MURDER IS NO MITZVAH

Short Mysteries About Jewish Occasions

edited by Abigail Browning

Pub Date: May 7th, 2004
ISBN: 0-312-32506-1
Publisher: Dunne/Minotaur

A dozen short reprints that cover the Jewish experience from the Afikomen (the Passover matzoh) to Zionism.

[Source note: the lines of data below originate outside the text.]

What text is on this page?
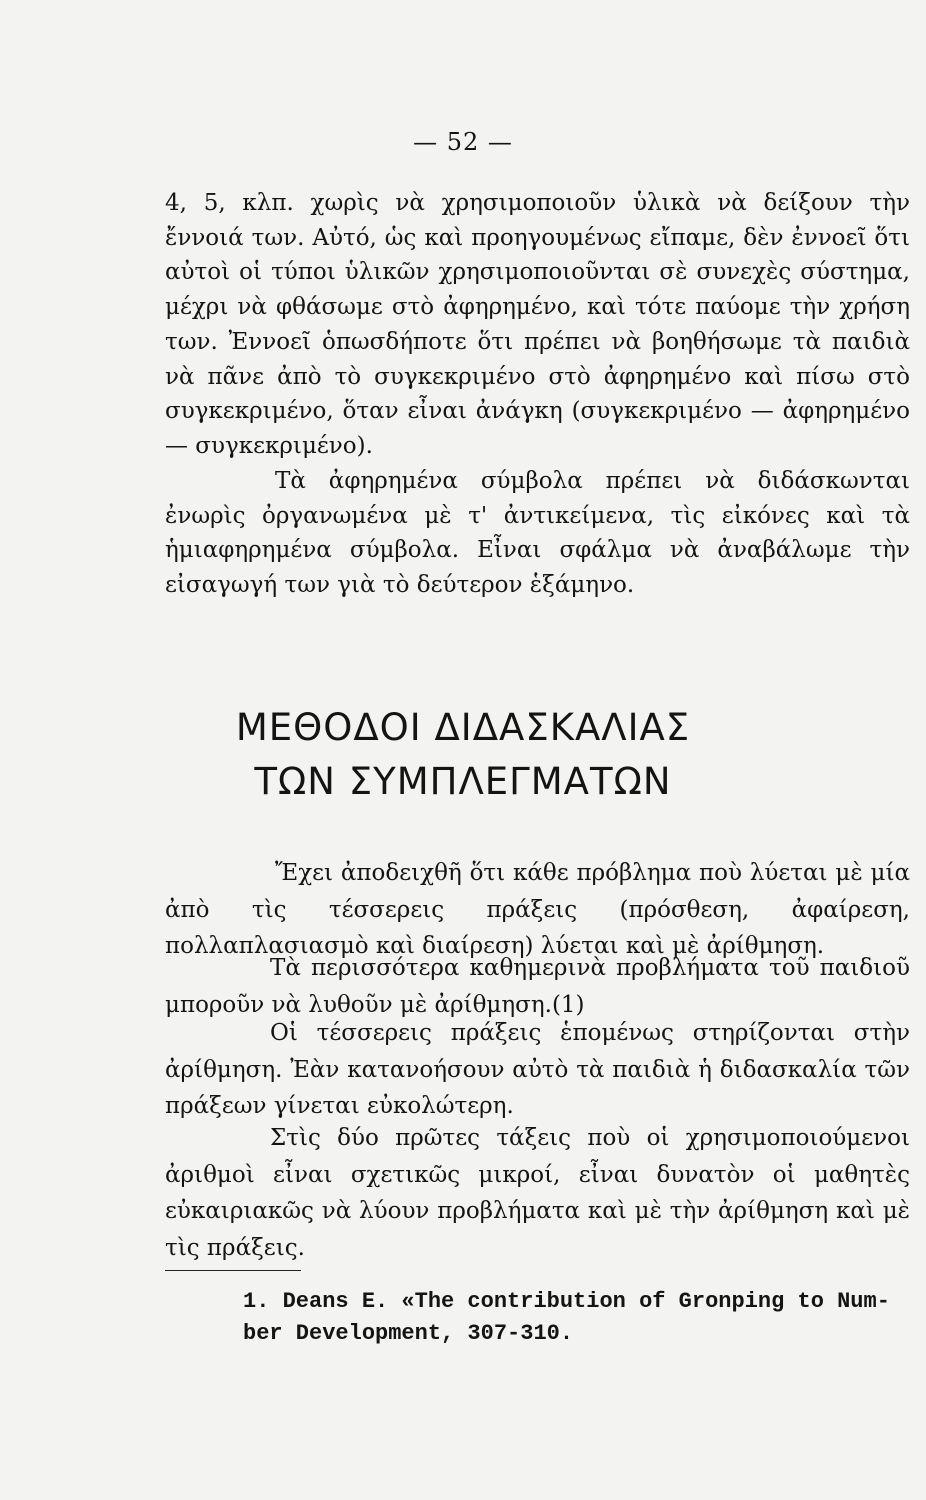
— 52 —

4, 5, κλπ. χωρὶς νὰ χρησιμοποιοῦν ὑλικὰ νὰ δείξουν τὴν ἔννοιά των. Αὐτό, ὡς καὶ προηγουμένως εἴπαμε, δὲν ἐννοεῖ ὅτι αὐτοὶ οἱ τύποι ὑλικῶν χρησιμοποιοῦνται σὲ συνεχὲς σύστημα, μέχρι νὰ φθάσωμε στὸ ἀφηρημένο, καὶ τότε παύομε τὴν χρήση των. Ἐννοεῖ ὁπωσδήποτε ὅτι πρέπει νὰ βοηθήσωμε τὰ παιδιὰ νὰ πᾶνε ἀπὸ τὸ συγκεκριμένο στὸ ἀφηρημένο καὶ πίσω στὸ συγκεκριμένο, ὅταν εἶναι ἀνάγκη (συγκεκριμένο — ἀφηρημένο — συγκεκριμένο).

Τὰ ἀφηρημένα σύμβολα πρέπει νὰ διδάσκωνται ἐνωρὶς ὀργανωμένα μὲ τ' ἀντικείμενα, τὶς εἰκόνες καὶ τὰ ἡμιαφηρημένα σύμβολα. Εἶναι σφάλμα νὰ ἀναβάλωμε τὴν εἰσαγωγή των γιὰ τὸ δεύτερον ἑξάμηνο.

ΜΕΘΟΔΟΙ ΔΙΔΑΣΚΑΛΙΑΣ
ΤΩΝ ΣΥΜΠΛΕΓΜΑΤΩΝ

Ἔχει ἀποδειχθῆ ὅτι κάθε πρόβλημα ποὺ λύεται μὲ μία ἀπὸ τὶς τέσσερεις πράξεις (πρόσθεση, ἀφαίρεση, πολλαπλασιασμὸ καὶ διαίρεση) λύεται καὶ μὲ ἀρίθμηση.

Τὰ περισσότερα καθημερινὰ προβλήματα τοῦ παιδιοῦ μποροῦν νὰ λυθοῦν μὲ ἀρίθμηση.(1)

Οἱ τέσσερεις πράξεις ἑπομένως στηρίζονται στὴν ἀρίθμηση. Ἐὰν κατανοήσουν αὐτὸ τὰ παιδιὰ ἡ διδασκαλία τῶν πράξεων γίνεται εὐκολώτερη.

Στὶς δύο πρῶτες τάξεις ποὺ οἱ χρησιμοποιούμενοι ἀριθμοὶ εἶναι σχετικῶς μικροί, εἶναι δυνατὸν οἱ μαθητὲς εὐκαιριακῶς νὰ λύουν προβλήματα καὶ μὲ τὴν ἀρίθμηση καὶ μὲ τὶς πράξεις.

1. Deans E. «The contribution of Gronping to Num-
ber Development, 307-310.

The most charming of the 12 is Gregory Fallis’s “Comes the Revolution,” in which the ritual Thanksgiving turkey becomes a smoked whitefish while a tante (auntie) tails her neighbor in 7C, who may be a member of a Nazi militia, during the Macy’s Day parade. The most tearful is Larry Beinhart’s “Funny Story,” in which a grandfather, to the gasps of his son and daughter-in-law, tells their six-year-old offspring of his life in crime, culminating in a Gestapo raid. In Bernice F. Weiss’s “Where Does a Golem Go?,” a rabbi conjures up a shtetl protector, and Russell William Asplund’s “The Rabbi and the Sorcerer” pits a wily holy man against a powerful faker. Arthur Conan Doyle checks in with “The Jew’s Breastplate,” a locked-room puzzle concerning the theft of museum jewels; Michael Kahn combines a missing will, Holocaust horrors, the Passover seder, and a smarty-pants woman lawyer in “The Bread of Affliction”; and Max Allan Collins’s private eye Nat Heller meets ’30s extortion and murder in “Kaddish for the Kid.” Also included are tales of marital homicide by Ronald Levitsky and Doug Allyn; Louis Weinstein’s feuding bakers’ families; a case in which Batya Swift Yasgur draws on an old Sherlock Holmes story; and James Yaffe’s inimitable Mom.

Such colorful syntax! Such talmudic reasoning! Such a pleasure, with even a glossary for the gentiles.